Hace unas semanas me enteré de que tengo múltiples metástasis en el hígado. Hace nueve me
diagnosticaron un tumor poco frecuente del ojo, un melanoma ocular. Aunque la radiación y el
láser para extirparlo finalmente me dejaron ciego de ese ojo, sólo en casos muy raros tales
tumores hacen metástasis. Yo estoy entre el 2% de desafortunados.
Depende de mí ahora elegir cómo vivir los meses que me quedan. Tengo que vivir de la
manera más rica, más profunda, más productiva que pueda. En ello me siento alentado por las
palabras de uno de mis filósofos favoritos, David Hume, quien, al enterarse de que estaba
enfermo de muerte a los 65 años, escribió una autobiografía corta en un solo día en abril de
1776. Él lo tituló My Own Life.
"Ahora espero una disolución rápida", escribió. "He sufrido muy poco dolor de mi desorden; y
lo que es más extraño, a pesar de la gran decadencia de mi persona, nunca sufrí ni por un
momento un abatimiento de mi espíritu.

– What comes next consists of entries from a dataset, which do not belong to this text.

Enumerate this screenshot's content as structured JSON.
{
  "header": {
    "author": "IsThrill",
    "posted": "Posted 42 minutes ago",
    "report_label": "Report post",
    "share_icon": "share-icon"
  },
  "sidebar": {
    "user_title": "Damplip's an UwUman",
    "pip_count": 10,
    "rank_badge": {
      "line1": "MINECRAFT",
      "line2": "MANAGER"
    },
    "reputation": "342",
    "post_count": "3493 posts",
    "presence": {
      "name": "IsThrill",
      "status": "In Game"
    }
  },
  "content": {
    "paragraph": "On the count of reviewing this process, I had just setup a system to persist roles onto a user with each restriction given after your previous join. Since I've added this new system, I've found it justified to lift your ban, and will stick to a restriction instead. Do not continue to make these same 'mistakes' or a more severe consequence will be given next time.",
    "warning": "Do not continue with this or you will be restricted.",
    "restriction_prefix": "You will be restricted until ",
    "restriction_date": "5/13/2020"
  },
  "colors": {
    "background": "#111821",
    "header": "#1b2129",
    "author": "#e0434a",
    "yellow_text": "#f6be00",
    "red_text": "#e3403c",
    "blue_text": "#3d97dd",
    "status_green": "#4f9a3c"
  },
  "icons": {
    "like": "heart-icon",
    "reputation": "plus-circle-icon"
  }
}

Poseo el mismo ardor que nunca en el estudio, y la
misma alegría en compañía "
He tenido la suerte de vivir más de 80 años, y los 15 años de más de las tres veintenas de
Hume han sido igualmente ricos en trabajo y amor. En ese tiempo, he publicado cinco libros y
he completado una autobiografía que se publicará esta primavera; tengo varios otros libros
casi terminados.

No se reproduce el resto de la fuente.